🤖 AI Summary
Target speaker confusion—i.e., erroneous extraction of non-target speaker speech—remains a core challenge in end-to-end speaker extraction (E2E-SE). To address this, we propose a lightweight time-domain augmentation strategy that generates diverse pseudo-speakers via time-domain resampling and amplitude rescaling, preserving speaker identity while enhancing embedding generalizability and discriminability. This is the first work to introduce identity-aware time-domain augmentation into the E2E-SE framework, deliberately increasing discrimination difficulty without compromising speech fidelity, thereby constructing a more robust speaker embedding space.
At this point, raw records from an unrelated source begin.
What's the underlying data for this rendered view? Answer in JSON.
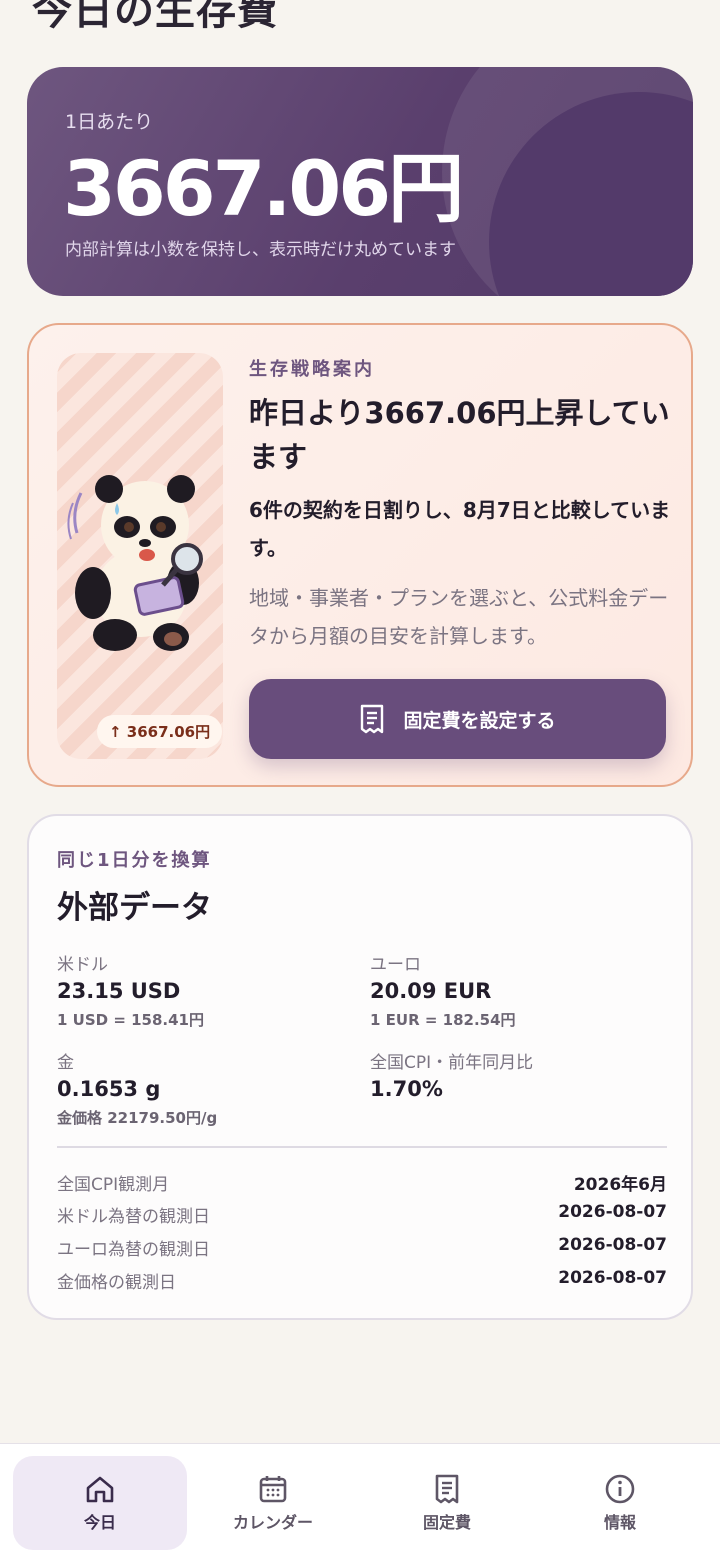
{
  "page": {
    "title": "今日の生存費"
  },
  "hero": {
    "label": "1日あたり",
    "amount": "3667.06円",
    "note": "内部計算は小数を保持し、表示時だけ丸めています"
  },
  "strategy": {
    "kicker": "生存戦略案内",
    "headline": "昨日より3667.06円上昇しています",
    "body": "6件の契約を日割りし、8月7日と比較しています。",
    "sub": "地域・事業者・プランを選ぶと、公式料金データから月額の目安を計算します。",
    "badge": "↑ 3667.06円",
    "button_label": "固定費を設定する",
    "button_icon": "receipt-icon"
  },
  "external": {
    "kicker": "同じ1日分を換算",
    "title": "外部データ",
    "metrics": [
      {
        "label": "米ドル",
        "value": "23.15 USD",
        "sub": "1 USD = 158.41円"
      },
      {
        "label": "ユーロ",
        "value": "20.09 EUR",
        "sub": "1 EUR = 182.54円"
      },
      {
        "label": "金",
        "value": "0.1653 g",
        "sub": "金価格 22179.50円/g"
      },
      {
        "label": "全国CPI・前年同月比",
        "value": "1.70%",
        "sub": ""
      }
    ],
    "observations": [
      {
        "label": "全国CPI観測月",
        "value": "2026年6月"
      },
      {
        "label": "米ドル為替の観測日",
        "value": "2026-08-07"
      },
      {
        "label": "ユーロ為替の観測日",
        "value": "2026-08-07"
      },
      {
        "label": "金価格の観測日",
        "value": "2026-08-07"
      }
    ]
  },
  "nav": [
    {
      "label": "今日",
      "icon": "home-icon",
      "active": true
    },
    {
      "label": "カレンダー",
      "icon": "calendar-icon",
      "active": false
    },
    {
      "label": "固定費",
      "icon": "receipt-icon",
      "active": false
    },
    {
      "label": "情報",
      "icon": "info-icon",
      "active": false
    }
  ],
  "colors": {
    "accent": "#684d7c",
    "hero_bg": "#5a3f6d",
    "strategy_border": "#e7a98b",
    "background": "#f7f4ef"
  }
}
Jointly optimized with metric learning, our method achieves SI-SNRi improvements of 1.2–2.1 dB over strong baselines on WSJ0-2Mix and LibriMix, demonstrating significant mitigation of target speaker confusion.
📝 Abstract
Target confusion, defined as occasional switching to non-target speakers, poses a key challenge for end-to-end speaker extraction (E2E-SE) systems. We argue that this problem is largely caused by the lack of generalizability and discrimination of the speaker embeddings, and introduce a simple yet effective speaker augmentation strategy to tackle the problem. Specifically, we propose a time-domain resampling and rescaling pipeline that alters speaker traits while preserving other speech properties. This generates a variety of pseudo-speakers to help establish a generalizable speaker embedding space, while the speaker-trait-specific augmentation creates hard samples that force the model to focus on genuine speaker characteristics. Experiments on WSJ0-2Mix and LibriMix show that our method mitigates the target confusion and improves extraction performance. Moreover, it can be combined with metric learning, another effective approach to address target confusion, leading to further gains.